I’ve been asking myself how much European settlement of the area around Oatlands has impacted on the landscape.   Was the land was totally forested and then cleared by white settlers?.    

J. Lycett. The Table Mountain from the end of Jericho Plains, Van Dieman’s Land, 1825. National Library of Australia https://nla.gov.au/nla.obj-135712140

Before settlement the land supported First Australians with plentiful game, fish and edible plants.  The landscape and biodiversity would have been so different to what they were accustomed to.  Not to mention that many convicts, soldiers and later settlers would have come from the tail end of a Georgian urban environment.

I have started to explore the region and the vista is green rolling hills and sheep.   Travel a little further afield and the hills become quite steep and heavily treed with high canopies and an understory of flowering wattle.  (I was thrilled to see a pair of yellow tailed black cockatoos on one drive.)

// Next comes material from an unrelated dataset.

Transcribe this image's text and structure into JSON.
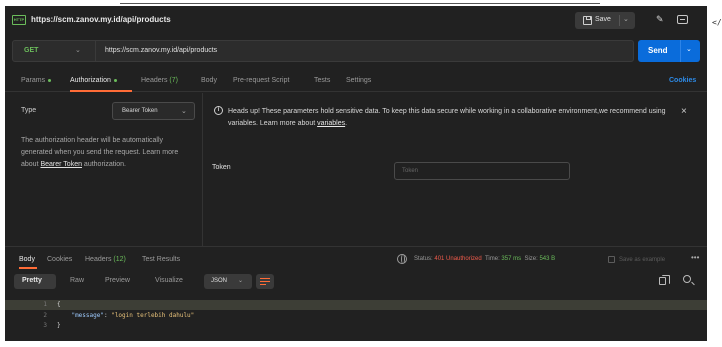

General reading has led me to discover that parts of the Southern Midlands were naturally quite open and lightly treed and that firestick burning to clear areas by First Australians enhanced this.  Records from 1811 refer to “very fine extensive plains” and “rich fertile country”.  In fact, it was clear enough that the first cart is said to have travelled through it in 1809.

By 1824 all land in the southern midlands was taken up by white settlers.   This didn’t occur without conflict and Oatlands has a darker side to its colonial history and many First Nations People where forced out , killed or subsequently relocated (exiled) to an Island in the Bass Strait. More on the Black Line later.

As I’m writing I look out my window and see blackbirds and mynas – birds which came with European colonization.  The emu native to Tasmania is now extinct; its extinction is attributed to the impact of additional hunting by white settlers.  A water colour by William Porden Kay (below) depicts emus at Stanley during the 1840s. (Allport Library and Museum of Fine Arts, State Library of Tasmania).